The Rainforest Grew All Around By Susan K. Mitchell; Illustrated by Connie McLennan
For teachers who like interactive books and activities, this would be a great choice because it can be used as a sing-along. This song "The Green Grass Grew All Around" is adapted to the rainforest setting and can be read poetically or sung out loud. While the song itself uses very simple terms, there are sidebars on each page that describe in more detail certain animals or plants that are talked about in the song.
Jaguar in the Rainforest by Joanne Ryder; Illustrated by Michael Rothman
Well written and beautifully illustrated, this book takes students into the life of a jaguar, one of the most feared predators in the rainforest. As the jaguar travels around the rain forest, the students learn about the climate, animals and plants that surround him in his habitat.
This website is a great resource for habitats in general (links can be found at the top of the page), but especially for studying the rainforest.
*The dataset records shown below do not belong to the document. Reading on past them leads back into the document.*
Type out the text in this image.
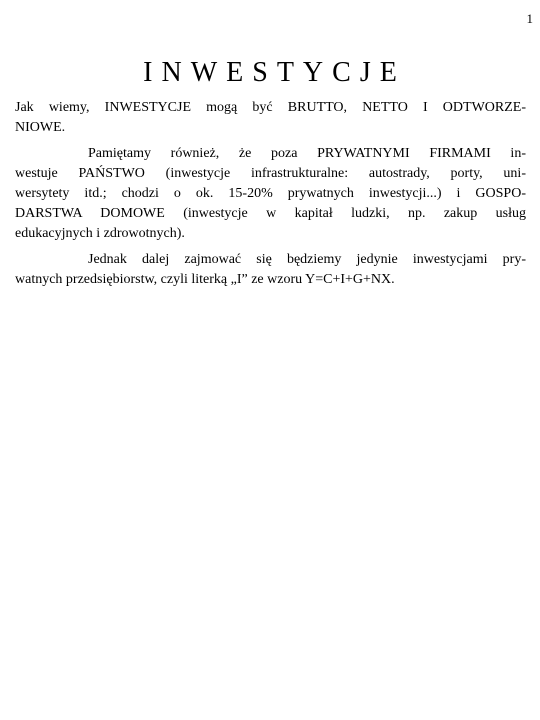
1
INWESTYCJE
Jak wiemy, INWESTYCJE mogą być BRUTTO, NETTO I ODTWORZE-
NIOWE.
Pamiętamy również, że poza PRYWATNYMI FIRMAMI in-
westuje PAŃSTWO (inwestycje infrastrukturalne: autostrady, porty, uni-
wersytety itd.; chodzi o ok. 15-20% prywatnych inwestycji...) i GOSPO-
DARSTWA DOMOWE (inwestycje w kapitał ludzki, np. zakup usług
edukacyjnych i zdrowotnych).
Jednak dalej zajmować się będziemy jedynie inwestycjami pry-
watnych przedsiębiorstw, czyli literką „I” ze wzoru Y=C+I+G+NX.
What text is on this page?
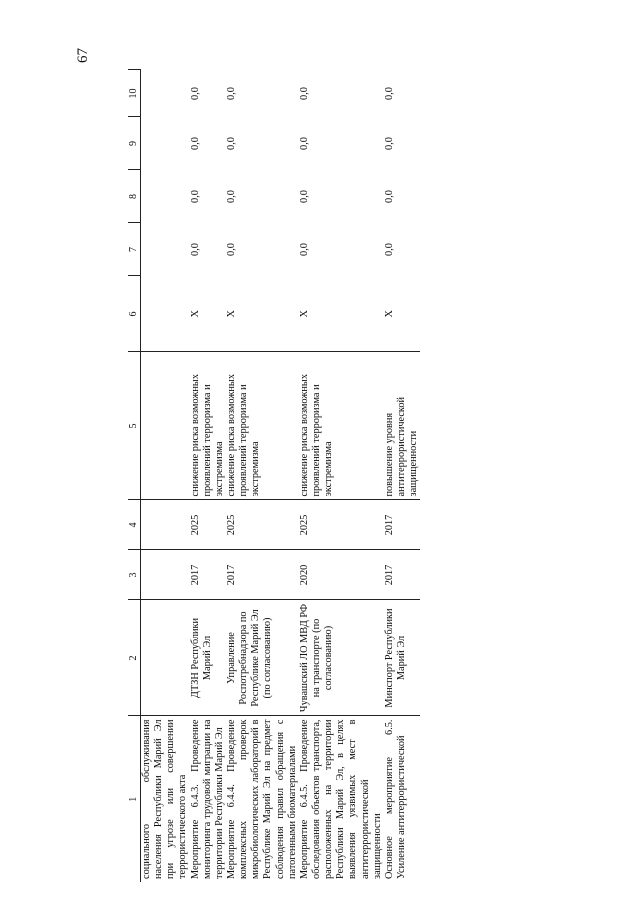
67
1	2	3	4	5	6	7	8	9	10
социального обслуживания населения Республики Марий Эл при угрозе или совершении террористического акта									
Мероприятие 6.4.3. Проведение мониторинга трудовой миграции на территории Республики Марий Эл	ДТЗН Республики Марий Эл	2017	2025	снижение риска возможных проявлений терроризма и экстремизма	X	0,0	0,0	0,0	0,0
Мероприятие 6.4.4. Проведение комплексных проверок микробиологических лабораторий в Республике Марий Эл на предмет соблюдения правил обращения с патогенными биоматериалами	Управление Роспотребнадзора по Республике Марий Эл (по согласованию)	2017	2025	снижение риска возможных проявлений терроризма и экстремизма	X	0,0	0,0	0,0	0,0
Мероприятие 6.4.5. Проведение обследования объектов транспорта, расположенных на территории Республики Марий Эл, в целях выявления уязвимых мест в антитеррористической защищенности	Чувашский ЛО МВД РФ на транспорте (по согласованию)	2020	2025	снижение риска возможных проявлений терроризма и экстремизма	X	0,0	0,0	0,0	0,0
Основное мероприятие 6.5. Усиление антитеррористической	Минспорт Республики Марий Эл	2017	2017	повышение уровня антитеррористической защищенности	X	0,0	0,0	0,0	0,0
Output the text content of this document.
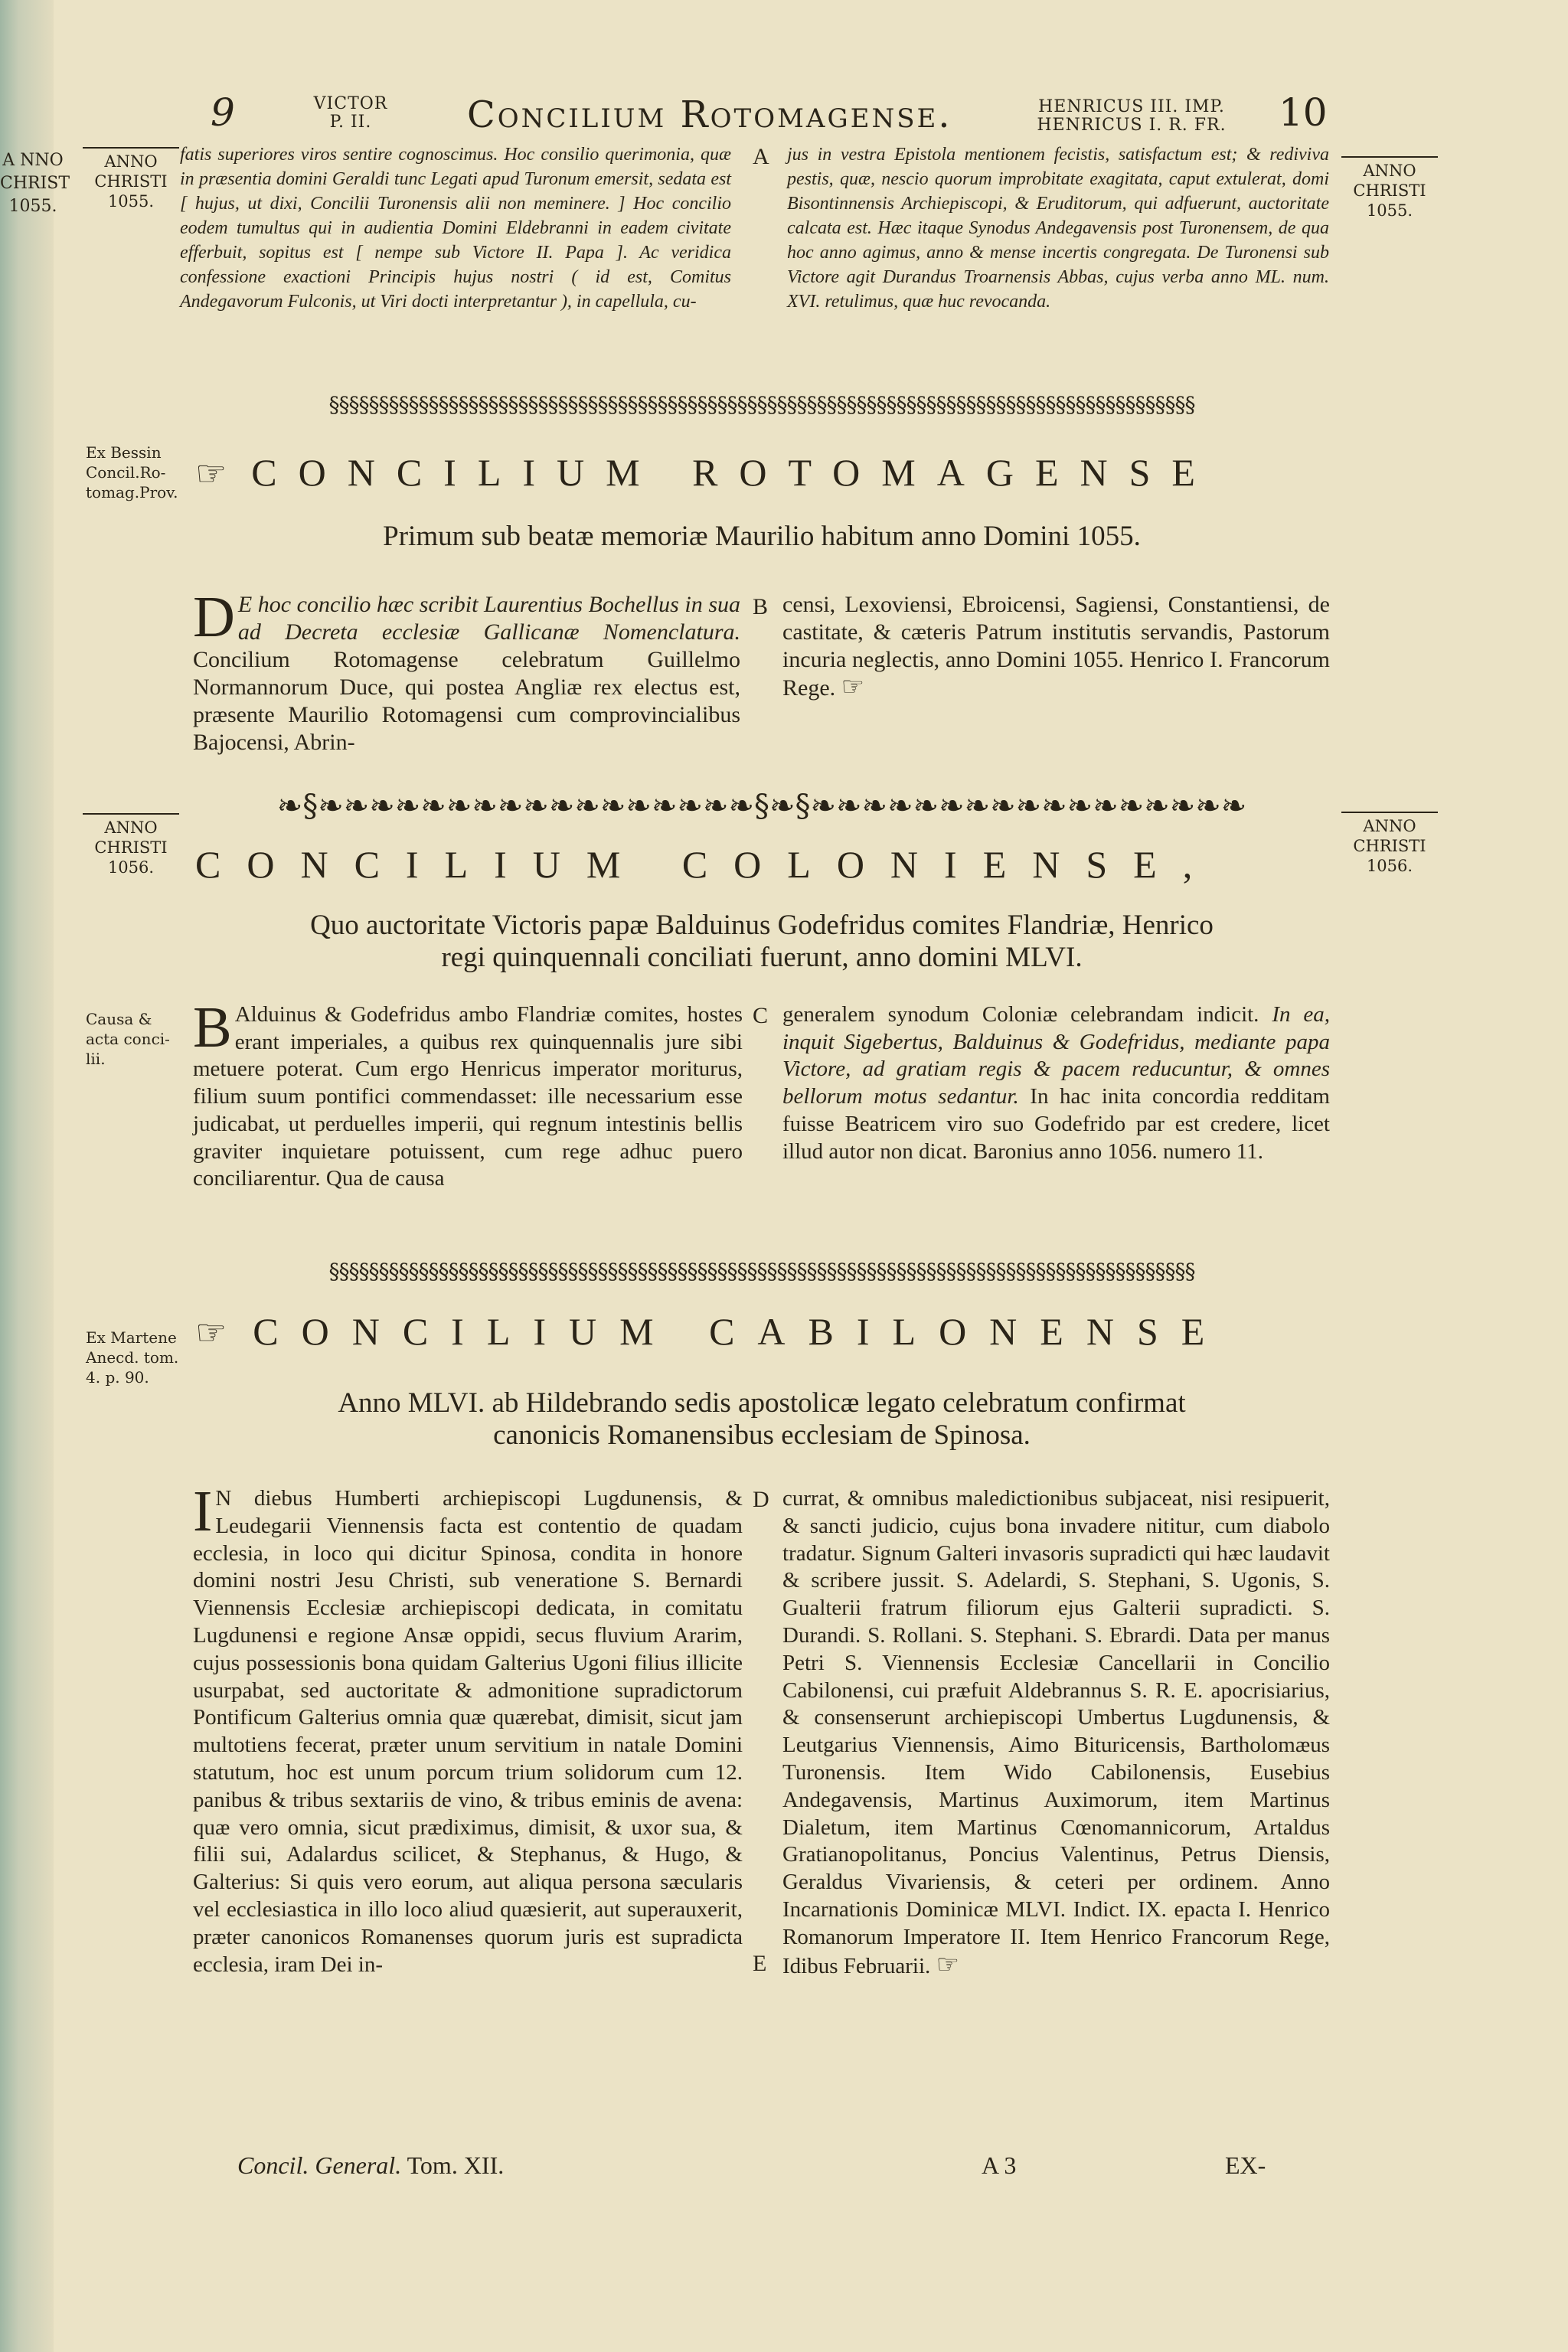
A NNO
CHRIST
1055.
9	VICTOR
P. II.	Concilium Rotomagense.	HENRICUS III. IMP.
HENRICUS I. R. FR. 10
ANNO
CHRISTI
1055.
ANNO
CHRISTI
1055.
fatis superiores viros sentire cognoscimus. Hoc consilio querimonia, quæ in præsentia domini Geraldi tunc Legati apud Turonum emersit, sedata est [ hujus, ut dixi, Concilii Turonensis alii non meminere. ] Hoc concilio eodem tumultus qui in audientia Domini Eldebranni in eadem civitate efferbuit, sopitus est [ nempe sub Victore II. Papa ]. Ac veridica confessione exactioni Principis hujus nostri ( id est, Comitus Andegavorum Fulconis, ut Viri docti interpretantur ), in capellula, cu-
A jus in vestra Epistola mentionem fecistis, satisfactum est; & rediviva pestis, quæ, nescio quorum improbitate exagitata, caput extulerat, domi Bisontinnensis Archiepiscopi, & Eruditorum, qui adfuerunt, auctoritate calcata est. Hæc itaque Synodus Andegavensis post Turonensem, de qua hoc anno agimus, anno & mense incertis congregata. De Turonensi sub Victore agit Durandus Troarnensis Abbas, cujus verba anno ML. num. XVI. retulimus, quæ huc revocanda.
§§§§§§§§§§§§§§§§§§§§§§§§§§§§§§§§§§§§§§§§§§§§§§§§§§§§§§§§§§§§§§§§§§§§§§§§§§§§§§§§§§§§§§§
Ex Bessin
Concil.Ro-
tomag.Prov. ☞CONCILIUM ROTOMAGENSE
Primum sub beatæ memoriæ Maurilio habitum anno Domini 1055.
D E hoc concilio hæc scribit Laurentius Bochellus in sua ad Decreta ecclesiæ Gallicanæ Nomenclatura. Concilium Rotomagense celebratum Guillelmo Normannorum Duce, qui postea Angliæ rex electus est, præsente Maurilio Rotomagensi cum comprovincialibus Bajocensi, Abrin-
B censi, Lexoviensi, Ebroicensi, Sagiensi, Constantiensi, de castitate, & cæteris Patrum institutis servandis, Pastorum incuria neglectis, anno Domini 1055. Henrico I. Francorum Rege. ☞
❧§❧❧❧❧❧❧❧❧❧❧❧❧❧❧❧❧❧§❧§❧❧❧❧❧❧❧❧❧❧❧❧❧❧❧❧❧
ANNO
CHRISTI
1056.
ANNO
CHRISTI
1056.
CONCILIUM COLONIENSE,
Quo auctoritate Victoris papæ Balduinus Godefridus comites Flandriæ, Henrico
regi quinquennali conciliati fuerunt, anno domini MLVI.
Causa &
acta conci-
lii.	B Alduinus & Godefridus ambo Flandriæ comites, hostes erant imperiales, a quibus rex quinquennalis jure sibi metuere poterat. Cum ergo Henricus imperator moriturus, filium suum pontifici commendasset: ille necessarium esse judicabat, ut perduelles imperii, qui regnum intestinis bellis graviter inquietare potuissent, cum rege adhuc puero conciliarentur. Qua de causa
C generalem synodum Coloniæ celebrandam indicit. In ea, inquit Sigebertus, Balduinus & Godefridus, mediante papa Victore, ad gratiam regis & pacem reducuntur, & omnes bellorum motus sedantur. In hac inita concordia redditam fuisse Beatricem viro suo Godefrido par est credere, licet illud autor non dicat. Baronius anno 1056. numero 11.
§§§§§§§§§§§§§§§§§§§§§§§§§§§§§§§§§§§§§§§§§§§§§§§§§§§§§§§§§§§§§§§§§§§§§§§§§§§§§§§§§§§§§§§
Ex Martene
Anecd. tom.
4. p. 90.
☞CONCILIUM CABILONENSE
Anno MLVI. ab Hildebrando sedis apostolicæ legato celebratum confirmat
canonicis Romanensibus ecclesiam de Spinosa.
I N diebus Humberti archiepiscopi Lugdunensis, & Leudegarii Viennensis facta est contentio de quadam ecclesia, in loco qui dicitur Spinosa, condita in honore domini nostri Jesu Christi, sub veneratione S. Bernardi Viennensis Ecclesiæ archiepiscopi dedicata, in comitatu Lugdunensi e regione Ansæ oppidi, secus fluvium Ararim, cujus possessionis bona quidam Galterius Ugoni filius illicite usurpabat, sed auctoritate & admonitione supradictorum Pontificum Galterius omnia quæ quærebat, dimisit, sicut jam multotiens fecerat, præter unum servitium in natale Domini statutum, hoc est unum porcum trium solidorum cum 12. panibus & tribus sextariis de vino, & tribus eminis de avena: quæ vero omnia, sicut prædiximus, dimisit, & uxor sua, & filii sui, Adalardus scilicet, & Stephanus, & Hugo, & Galterius: Si quis vero eorum, aut aliqua persona sæcularis vel ecclesiastica in illo loco aliud quæsierit, aut superauxerit, præter canonicos Romanenses quorum juris est supradicta ecclesia, iram Dei in-
D
E
currat, & omnibus maledictionibus subjaceat, nisi resipuerit, & sancti judicio, cujus bona invadere nititur, cum diabolo tradatur. Signum Galteri invasoris supradicti qui hæc laudavit & scribere jussit. S. Adelardi, S. Stephani, S. Ugonis, S. Gualterii fratrum filiorum ejus Galterii supradicti. S. Durandi. S. Rollani. S. Stephani. S. Ebrardi. Data per manus Petri S. Viennensis Ecclesiæ Cancellarii in Concilio Cabilonensi, cui præfuit Aldebrannus S. R. E. apocrisiarius, & consenserunt archiepiscopi Umbertus Lugdunensis, & Leutgarius Viennensis, Aimo Bituricensis, Bartholomæus Turonensis. Item Wido Cabilonensis, Eusebius Andegavensis, Martinus Auximorum, item Martinus Dialetum, item Martinus Cœnomannicorum, Artaldus Gratianopolitanus, Poncius Valentinus, Petrus Diensis, Geraldus Vivariensis, & ceteri per ordinem. Anno Incarnationis Dominicæ MLVI. Indict. IX. epacta I. Henrico Romanorum Imperatore II. Item Henrico Francorum Rege, Idibus Februarii. ☞
Concil. General. Tom. XII.	A 3	EX-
Unlike other sites that I have seen, this one introduces the idea of temperate versus tropical rainforests and gives plenty of information on the climate, plants, animals, and life of each.
Although it would take some scaffolding and direction on the teachers part because it is a dense website, this site is a great resource. It is put out by National Geographic and is chock full of beautiful pictures and great information.
Run by a former teacher, this site answers lots of questions about what a rainforest is, why they are disappearing, and why they are an important part of our world. There is also a cute section of the website called "Mongy's Adventures" that follows a little tree frog through the rainforest.
This website is a great resource for very specific information about aspects of the rainforest. It is split into three sections: geosystem, ecosystem, and researchers. Each category is broken down into lots of smaller topics and the information presented is very detailed and complete.
This site is one of few interactive websites that I could find about the rainforest. It is run by PBS and is based on the Amazon. Students can click on different parts of the Amazon to learn about them or can play a game based on a journey into the Amazon.
This list of student activities was put out by the Rainforest Action Network and has some really neat ideas. The ones that caught my eye were the rainforest pen pals and the create your own rainforest in your classroom!
Thinking Fountain created this cute activity to help students learn about the layers of the rainforest and the animals that live there.
Webquests are always a hit with students, and this one is great. It is specifically aimed at third grade and sends them on a journey to broadcast a TV show on the "Rainforest Explorer Network".
If your students need a great visual of the rainforest, this site provides different video clips of animals in the rainforest. They are quick to load and don't require downloading!